L’application de ces derniers critères au calcul du prix remboursé fait l’objet
de négociations ardues entre l’industrie pharmaceutique et les pouvoirs
publics, avec des dangers de surenchère de la part des industries (qui peuvent
aller jusqu’à priver certains pays de leurs médicaments). Si l’on ajoute à cela
l’augmentation des maladies chroniques avec le mode de vie des pays développés
(obésité, diabète) et avec l’allongement de la durée de la vie (maladies
neurodégénératives comme Alzheimer et Parkinson, en particulier) ou comme les
cancers, on réalise aisément que le coût de traitements parmi les plus actifs
devient de plus en plus difficile à supporter par les systèmes d’assurance
maladie solidaire.
Le problème est mondial, mais des
réactions différentes se dessinent d’ores et déjà d’un Etat à l’autre. Comme
l’a souligné le Pr. Laurent Degos dans un article paru dans le Figaro du 9
janvier dernier, la France a décidé de prendre en charge chez les patients les
plus gravement atteints le traitement de l’hépatite C, mentionné plus haut.
D’autres états ont adopté des politiques différentes, limitant la prise en
charge à d’autres catégories de patients ou la refusant à tous. Cet exemple
montre bien que la décision de prendre en charge ou non un traitement très
efficace mais très coûteux est éminemment politique et dépend des valeurs
auxquelles chacun donne priorité.
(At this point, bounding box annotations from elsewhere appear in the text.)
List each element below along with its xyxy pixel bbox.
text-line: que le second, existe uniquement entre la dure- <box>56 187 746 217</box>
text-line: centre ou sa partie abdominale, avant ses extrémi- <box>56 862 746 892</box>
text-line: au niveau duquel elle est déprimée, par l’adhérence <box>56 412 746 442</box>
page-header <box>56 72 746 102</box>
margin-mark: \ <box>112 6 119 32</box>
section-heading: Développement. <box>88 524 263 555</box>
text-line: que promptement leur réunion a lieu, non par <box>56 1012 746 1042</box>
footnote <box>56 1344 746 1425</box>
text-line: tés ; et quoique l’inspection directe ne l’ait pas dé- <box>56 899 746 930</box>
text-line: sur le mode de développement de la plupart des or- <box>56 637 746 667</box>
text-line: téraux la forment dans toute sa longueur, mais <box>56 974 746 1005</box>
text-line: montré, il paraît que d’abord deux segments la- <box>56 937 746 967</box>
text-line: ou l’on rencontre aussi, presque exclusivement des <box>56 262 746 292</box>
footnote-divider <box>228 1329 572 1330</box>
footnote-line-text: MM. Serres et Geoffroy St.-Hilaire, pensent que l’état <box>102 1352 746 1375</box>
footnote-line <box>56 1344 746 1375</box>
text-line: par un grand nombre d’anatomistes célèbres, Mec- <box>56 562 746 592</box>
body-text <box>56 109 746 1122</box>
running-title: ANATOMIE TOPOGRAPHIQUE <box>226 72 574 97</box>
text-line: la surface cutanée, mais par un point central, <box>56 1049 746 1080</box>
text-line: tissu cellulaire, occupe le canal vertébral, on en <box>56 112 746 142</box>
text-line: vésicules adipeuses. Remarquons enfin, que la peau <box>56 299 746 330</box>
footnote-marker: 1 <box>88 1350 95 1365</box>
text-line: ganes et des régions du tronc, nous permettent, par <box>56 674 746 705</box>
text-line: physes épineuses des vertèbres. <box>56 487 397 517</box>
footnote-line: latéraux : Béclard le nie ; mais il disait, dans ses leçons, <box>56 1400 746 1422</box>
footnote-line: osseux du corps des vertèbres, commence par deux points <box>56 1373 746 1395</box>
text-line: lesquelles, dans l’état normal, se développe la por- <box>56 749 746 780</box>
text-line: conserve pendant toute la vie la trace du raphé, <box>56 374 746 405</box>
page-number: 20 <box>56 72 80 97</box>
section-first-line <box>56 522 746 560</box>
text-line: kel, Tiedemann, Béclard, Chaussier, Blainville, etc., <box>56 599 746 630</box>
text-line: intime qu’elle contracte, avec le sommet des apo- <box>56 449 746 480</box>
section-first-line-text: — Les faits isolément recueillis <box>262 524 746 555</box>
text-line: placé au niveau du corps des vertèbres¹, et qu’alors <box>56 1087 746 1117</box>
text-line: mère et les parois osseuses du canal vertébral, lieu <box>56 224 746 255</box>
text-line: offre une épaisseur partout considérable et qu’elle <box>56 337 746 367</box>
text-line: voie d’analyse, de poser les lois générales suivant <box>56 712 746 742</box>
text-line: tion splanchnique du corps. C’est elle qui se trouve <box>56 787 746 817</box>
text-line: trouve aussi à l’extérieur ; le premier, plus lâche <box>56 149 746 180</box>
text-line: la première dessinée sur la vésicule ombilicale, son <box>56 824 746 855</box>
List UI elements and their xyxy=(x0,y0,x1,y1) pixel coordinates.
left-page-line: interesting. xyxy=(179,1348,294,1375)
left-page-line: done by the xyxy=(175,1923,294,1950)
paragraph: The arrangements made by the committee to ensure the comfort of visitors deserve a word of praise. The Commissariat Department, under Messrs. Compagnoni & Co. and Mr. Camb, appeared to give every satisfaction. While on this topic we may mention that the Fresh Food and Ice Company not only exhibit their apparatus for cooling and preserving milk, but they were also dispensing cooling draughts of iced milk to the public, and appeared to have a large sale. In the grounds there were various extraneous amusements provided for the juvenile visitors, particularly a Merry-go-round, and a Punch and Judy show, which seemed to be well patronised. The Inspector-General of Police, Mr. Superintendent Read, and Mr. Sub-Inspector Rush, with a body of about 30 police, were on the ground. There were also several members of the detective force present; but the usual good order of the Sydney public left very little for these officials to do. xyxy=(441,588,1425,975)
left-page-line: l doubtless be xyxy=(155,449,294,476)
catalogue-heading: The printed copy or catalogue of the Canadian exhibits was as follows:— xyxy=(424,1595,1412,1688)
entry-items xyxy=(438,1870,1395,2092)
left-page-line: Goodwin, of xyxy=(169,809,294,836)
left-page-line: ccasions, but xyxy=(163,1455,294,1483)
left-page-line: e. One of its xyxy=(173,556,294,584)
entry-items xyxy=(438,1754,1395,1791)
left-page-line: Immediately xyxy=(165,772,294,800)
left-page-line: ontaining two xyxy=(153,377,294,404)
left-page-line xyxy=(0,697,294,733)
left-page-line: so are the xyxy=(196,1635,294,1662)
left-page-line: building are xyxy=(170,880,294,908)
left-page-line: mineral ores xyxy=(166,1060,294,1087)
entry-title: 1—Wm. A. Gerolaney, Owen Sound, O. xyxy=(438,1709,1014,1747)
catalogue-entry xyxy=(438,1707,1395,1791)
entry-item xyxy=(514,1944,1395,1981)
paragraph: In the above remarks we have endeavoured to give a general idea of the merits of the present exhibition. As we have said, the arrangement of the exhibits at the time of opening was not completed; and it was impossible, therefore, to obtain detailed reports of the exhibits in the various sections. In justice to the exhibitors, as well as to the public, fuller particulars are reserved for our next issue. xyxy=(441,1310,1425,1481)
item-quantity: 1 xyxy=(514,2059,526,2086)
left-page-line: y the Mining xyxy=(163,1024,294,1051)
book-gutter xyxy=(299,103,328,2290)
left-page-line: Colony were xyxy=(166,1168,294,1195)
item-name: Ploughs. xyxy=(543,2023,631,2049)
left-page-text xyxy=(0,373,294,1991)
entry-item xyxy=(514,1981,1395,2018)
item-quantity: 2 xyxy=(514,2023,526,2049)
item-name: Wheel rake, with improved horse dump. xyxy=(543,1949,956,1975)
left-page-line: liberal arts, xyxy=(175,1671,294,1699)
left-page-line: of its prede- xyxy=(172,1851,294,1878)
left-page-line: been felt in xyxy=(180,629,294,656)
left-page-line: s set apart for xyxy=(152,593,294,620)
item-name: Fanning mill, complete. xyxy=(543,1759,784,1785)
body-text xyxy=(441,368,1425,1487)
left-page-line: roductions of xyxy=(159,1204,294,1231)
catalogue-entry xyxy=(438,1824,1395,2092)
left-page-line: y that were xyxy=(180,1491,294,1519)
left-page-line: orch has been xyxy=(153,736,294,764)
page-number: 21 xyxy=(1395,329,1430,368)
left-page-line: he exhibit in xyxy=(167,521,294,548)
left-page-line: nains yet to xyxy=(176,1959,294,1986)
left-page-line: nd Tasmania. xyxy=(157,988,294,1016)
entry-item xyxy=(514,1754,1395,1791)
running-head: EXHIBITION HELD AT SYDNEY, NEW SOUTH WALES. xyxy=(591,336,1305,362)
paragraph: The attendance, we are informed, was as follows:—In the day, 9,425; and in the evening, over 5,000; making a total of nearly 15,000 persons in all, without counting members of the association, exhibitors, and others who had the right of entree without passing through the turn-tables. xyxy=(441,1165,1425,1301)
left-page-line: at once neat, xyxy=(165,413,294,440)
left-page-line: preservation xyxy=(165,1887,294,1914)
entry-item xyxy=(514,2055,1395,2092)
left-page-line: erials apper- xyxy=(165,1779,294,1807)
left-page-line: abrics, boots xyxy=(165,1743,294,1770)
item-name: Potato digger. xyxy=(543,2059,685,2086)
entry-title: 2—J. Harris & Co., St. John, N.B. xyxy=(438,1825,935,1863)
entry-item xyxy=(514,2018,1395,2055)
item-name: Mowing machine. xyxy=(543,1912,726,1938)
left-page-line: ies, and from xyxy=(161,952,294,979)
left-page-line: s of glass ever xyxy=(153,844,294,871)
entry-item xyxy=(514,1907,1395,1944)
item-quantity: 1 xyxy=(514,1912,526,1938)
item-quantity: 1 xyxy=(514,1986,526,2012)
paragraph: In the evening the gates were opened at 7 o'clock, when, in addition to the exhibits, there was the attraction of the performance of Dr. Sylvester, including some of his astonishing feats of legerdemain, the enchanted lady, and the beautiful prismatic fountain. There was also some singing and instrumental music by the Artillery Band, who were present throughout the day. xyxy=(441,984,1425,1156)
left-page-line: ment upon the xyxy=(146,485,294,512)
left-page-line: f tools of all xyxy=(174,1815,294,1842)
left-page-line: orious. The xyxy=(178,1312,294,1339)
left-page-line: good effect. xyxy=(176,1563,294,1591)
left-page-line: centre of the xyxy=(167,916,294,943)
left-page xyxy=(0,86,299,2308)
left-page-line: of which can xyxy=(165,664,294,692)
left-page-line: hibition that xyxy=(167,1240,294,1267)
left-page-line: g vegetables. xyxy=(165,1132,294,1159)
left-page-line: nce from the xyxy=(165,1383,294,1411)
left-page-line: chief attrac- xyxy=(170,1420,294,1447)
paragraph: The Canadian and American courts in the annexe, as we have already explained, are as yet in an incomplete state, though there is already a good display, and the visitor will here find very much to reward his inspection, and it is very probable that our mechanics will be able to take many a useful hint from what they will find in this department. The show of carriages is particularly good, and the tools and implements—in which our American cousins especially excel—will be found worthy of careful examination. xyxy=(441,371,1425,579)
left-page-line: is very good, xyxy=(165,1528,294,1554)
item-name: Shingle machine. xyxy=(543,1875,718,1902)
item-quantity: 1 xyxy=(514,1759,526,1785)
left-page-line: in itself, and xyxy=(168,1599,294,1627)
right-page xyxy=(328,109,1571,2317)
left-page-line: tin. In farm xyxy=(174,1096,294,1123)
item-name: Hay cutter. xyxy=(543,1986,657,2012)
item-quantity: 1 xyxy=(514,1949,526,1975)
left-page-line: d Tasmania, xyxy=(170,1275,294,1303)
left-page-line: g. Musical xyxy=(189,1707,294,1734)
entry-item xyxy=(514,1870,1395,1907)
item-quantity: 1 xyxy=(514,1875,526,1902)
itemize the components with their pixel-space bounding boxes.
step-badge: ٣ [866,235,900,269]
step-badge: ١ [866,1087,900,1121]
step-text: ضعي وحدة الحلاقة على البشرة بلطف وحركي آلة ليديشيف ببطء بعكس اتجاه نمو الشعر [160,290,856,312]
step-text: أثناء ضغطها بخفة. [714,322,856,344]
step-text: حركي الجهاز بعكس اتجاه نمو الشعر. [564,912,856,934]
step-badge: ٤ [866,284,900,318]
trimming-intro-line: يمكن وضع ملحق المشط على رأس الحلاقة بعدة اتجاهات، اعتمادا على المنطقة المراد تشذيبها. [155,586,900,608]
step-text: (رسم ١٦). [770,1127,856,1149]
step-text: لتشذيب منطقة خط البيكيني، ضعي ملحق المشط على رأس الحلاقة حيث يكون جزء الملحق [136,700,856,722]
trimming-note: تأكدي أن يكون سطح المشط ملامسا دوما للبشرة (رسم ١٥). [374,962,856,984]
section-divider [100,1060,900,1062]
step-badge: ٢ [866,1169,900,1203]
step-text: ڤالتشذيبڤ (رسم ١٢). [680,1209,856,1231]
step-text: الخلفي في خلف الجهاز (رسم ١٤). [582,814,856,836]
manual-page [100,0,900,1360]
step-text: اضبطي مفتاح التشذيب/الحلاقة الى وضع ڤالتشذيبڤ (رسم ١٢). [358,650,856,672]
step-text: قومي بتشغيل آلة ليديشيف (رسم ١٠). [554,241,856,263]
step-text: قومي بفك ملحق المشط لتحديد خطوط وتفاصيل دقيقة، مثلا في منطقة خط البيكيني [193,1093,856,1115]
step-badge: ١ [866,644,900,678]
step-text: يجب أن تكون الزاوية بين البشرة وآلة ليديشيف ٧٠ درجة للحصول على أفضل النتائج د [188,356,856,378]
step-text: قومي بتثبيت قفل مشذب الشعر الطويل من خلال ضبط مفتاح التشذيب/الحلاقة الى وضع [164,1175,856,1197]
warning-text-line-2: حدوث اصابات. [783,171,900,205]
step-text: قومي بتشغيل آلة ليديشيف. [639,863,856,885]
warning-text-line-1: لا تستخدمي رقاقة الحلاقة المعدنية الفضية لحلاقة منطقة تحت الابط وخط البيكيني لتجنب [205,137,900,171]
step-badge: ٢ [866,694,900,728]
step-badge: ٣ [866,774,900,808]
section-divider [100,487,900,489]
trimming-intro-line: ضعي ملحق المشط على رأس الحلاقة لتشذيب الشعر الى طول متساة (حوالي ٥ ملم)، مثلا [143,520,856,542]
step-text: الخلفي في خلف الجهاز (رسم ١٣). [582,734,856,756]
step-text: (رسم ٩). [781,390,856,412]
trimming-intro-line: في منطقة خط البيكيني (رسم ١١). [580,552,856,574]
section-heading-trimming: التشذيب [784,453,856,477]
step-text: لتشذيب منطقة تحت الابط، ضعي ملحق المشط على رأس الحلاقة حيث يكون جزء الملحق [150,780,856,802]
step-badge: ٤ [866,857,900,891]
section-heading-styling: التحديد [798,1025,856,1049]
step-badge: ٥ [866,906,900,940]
Accessoirement il montre que le principe de
sélectionner la prise en charge de ces traitements coûteux chez une catégorie
ou une autre de patients a déjà été adopté par les gouvernements, sans que cela
ait fait l'objet de débats publics.
A l’évidence tous les candidats à
l’élection présidentielle devraient prendre position sur les règles à adopter
pour la prise en charge des traitements très coûteux. Sans doute le problème
n’a-t-il pas été débattu sérieusement en public en raison de sa complexité.
L’élection présidentielle est l’occasion de le faire. Un gros effort de
pédagogie sera nécessaire pour informer les électeurs, car les enjeux sont très
importants, sur le plan éthique comme sur le plan économique.